From education to employment

World class training for a green-led national recovery

(L-R) Beth Chaudhary and Rachel Cooper

In the year that the UK prepares to host the United Nations’ climate negotiations, COP 26, the Government is committed to jump-starting a green industrial revolution at home and abroad.

It mapped out an ambitious ‘Ten Point Plan’ for achieving this, which the independent Green Jobs Taskforce has now built on through its report published today.

The drive towards two million good quality green jobs by 2030, in support of the nation achieving net zero carbon emissions, will require a huge amount of world class training.

Employers understand the different skills needs of their industries best.

They also know what the people doing the training must learn to have successful careers. Our task at the Institute is to ensure the right green training offers and options exist across the system to enable employers and learners to take them up when the time is right.

The UK has strong base of green jobs to build upon – we already have over 410,000 jobs in low carbon businesses and their supply chains across the country.  There will be huge increases in demand for new green skills. For example, the Ten Point Plan’s commitment to produce 40GW of offshore wind power by 2030 will support around 70,000 jobs. Apprenticeships can help deliver the skilled workforce we need to deliver that power  – we have a Maintenance Operations and Engineering Technician apprenticeship offering training to install, assemble and dismantle wind turbines.

We will need employers’ full support as the technical education system shifts to provide more green training opportunities. COP President-Designate, Alok Sharma, has called on employers to sign up for the Race to Zero campaign and rethink their whole operations in pursuit of net zero emissions. We would put a focus on skills in the technical education system firmly within that.

We are delighted to have joined the Institute.

We have spent most of our careers working on the climate change and energy policy, with businesses, charities, and citizens to promote a smarter electricity system and greener homes, buildings and roads. In these roles, we both saw how important skills training is for the system-wide change that is needed if we are to achieve net zero as a nation.

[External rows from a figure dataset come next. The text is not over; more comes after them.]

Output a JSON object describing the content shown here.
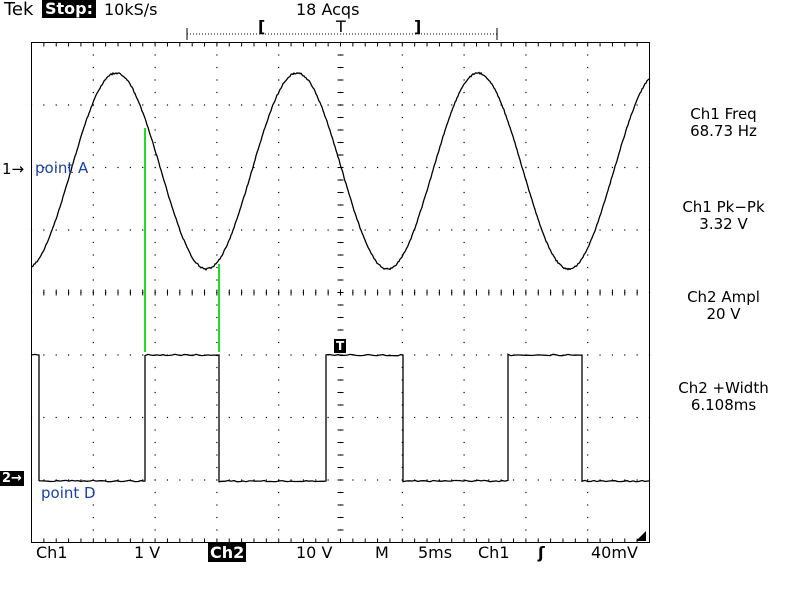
{
  "header": {
    "brand": "Tek",
    "run_state": "Stop:",
    "sample_rate": "10kS/s",
    "acquisitions": "18 Acqs",
    "trigger_position_glyph": "T",
    "bracket_left": "[",
    "bracket_right": "]"
  },
  "markers": {
    "ch1_marker": "1→",
    "ch2_marker": "2→",
    "trigger_marker": "T"
  },
  "annotations": {
    "point_a": "point A",
    "point_d": "point D"
  },
  "measurements": [
    {
      "label": "Ch1 Freq",
      "value": "68.73 Hz"
    },
    {
      "label": "Ch1 Pk−Pk",
      "value": "3.32 V"
    },
    {
      "label": "Ch2 Ampl",
      "value": "20 V"
    },
    {
      "label": "Ch2 +Width",
      "value": "6.108ms"
    }
  ],
  "status_bar": {
    "ch1_label": "Ch1",
    "ch1_scale": "1 V",
    "ch2_label": "Ch2",
    "ch2_scale": "10 V",
    "timebase_label": "M",
    "timebase_value": "5ms",
    "trigger_source": "Ch1",
    "trigger_slope_glyph": "ʃ",
    "trigger_level": "40mV"
  },
  "colors": {
    "trace": "#000000",
    "annotation_text": "#1a3fa8",
    "cursor_lines": "#22dd22",
    "graticule": "#000000"
  }
}
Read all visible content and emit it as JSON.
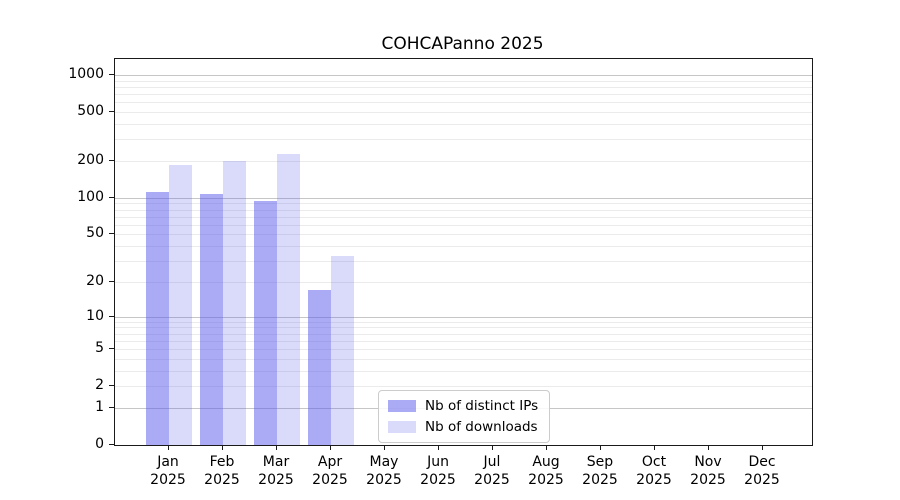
{
  "figure": {
    "background": "#ffffff"
  },
  "chart_data": {
    "type": "bar",
    "title": "COHCAPanno 2025",
    "categories": [
      "Jan 2025",
      "Feb 2025",
      "Mar 2025",
      "Apr 2025",
      "May 2025",
      "Jun 2025",
      "Jul 2025",
      "Aug 2025",
      "Sep 2025",
      "Oct 2025",
      "Nov 2025",
      "Dec 2025"
    ],
    "series": [
      {
        "name": "Nb of distinct IPs",
        "values": [
          112,
          107,
          94,
          17,
          0,
          0,
          0,
          0,
          0,
          0,
          0,
          0
        ],
        "fill": "rgba(88,88,235,0.50)"
      },
      {
        "name": "Nb of downloads",
        "values": [
          185,
          200,
          228,
          33,
          0,
          0,
          0,
          0,
          0,
          0,
          0,
          0
        ],
        "fill": "rgba(88,88,235,0.22)"
      }
    ],
    "yscale": "log1p",
    "y_ticks": [
      0,
      1,
      2,
      5,
      10,
      20,
      50,
      100,
      200,
      500,
      1000
    ],
    "ylim": [
      0,
      1350
    ],
    "grid": true,
    "legend_position": "lower center-right inside plot"
  },
  "colors": {
    "major_grid": "#c6c6c6",
    "minor_grid": "#ebebeb",
    "axis_frame": "#1a1a1a",
    "text": "#000000",
    "bar_base": "#5858eb"
  }
}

The Institute is focused on practical changes to occupational standards, and has been working closely with the Green Jobs Taskforce set up by the Department for Business, Energy and Industrial Strategy and the Department for Education. We have been mapping how apprenticeships can support green jobs with our new Green Apprenticeships Advisory Panel (GAAP).

The panel’s 14 members bring extensive experience across priority sectors including energy, the shift to zero-emission vehicles, greener buildings, protecting our natural environment, green finance and innovation. They are supported by a wider green advisory community who provide expert views on particular occupations when needed.

Their initial focus has been on the energy sector and battery manufacture.

Recommendations for each priority sector will include endorsing existing apprenticeships where they are already green, identifying where apprenticeships could be adapted for future green workforce requirements, and identifying where completely new green apprenticeships are needed. This builds on our new sustainability framework that asks trailblazers to consider, no matter what sector they are in, how best to contribute to climate change goals.

The Institute’s work in support of the green agenda will be applied across our expanding technical education remit. We will work with employers to assess how the current suite of T Levels and the new Higher Technical qualifications can support the drive to net zero.

Practical changes can be made to support green skills.

National Express is moving to an electric and hydrogen fleet from 2030 and Coventry is the leading city for this. Early views indicate that the existing Bus and Coach Engineering Technician apprenticeship could support the maintenance of this green fleet, if it is updated to accommodate the new technologies.

The Institute and our panel will be guided throughout all our work by the evolving voices of employers to understand what works for the economy and our workforce. We will ensure the right systems are in place for us to listen and respond fast and flexibly. It will be important to consult with training providers and end point assessment organisations to ensure delivery is both viable and high quality.

This must all work for learners.

We will leverage our community of employers, apprenticeship networks, and other supporters to ensure the demand is there for training across the green economy.

We have all seen the passion and power of young people on climate change. We must make sure the system is offering them opportunities to make those ambitions a reality.

Skills are the foundation for our economy, they are a national asset, a draw for investment and our view is that by demonstrating how we have built green into the foundations of our approach to technical education we will support the country’s ability to make a successful transition.

Rachel Cooper and Beth Chaudhary, new job-sharing strategy directors for the Institute for Apprenticeships and Technical Education (the Institute) and former strategy directors for the Cabinet Office.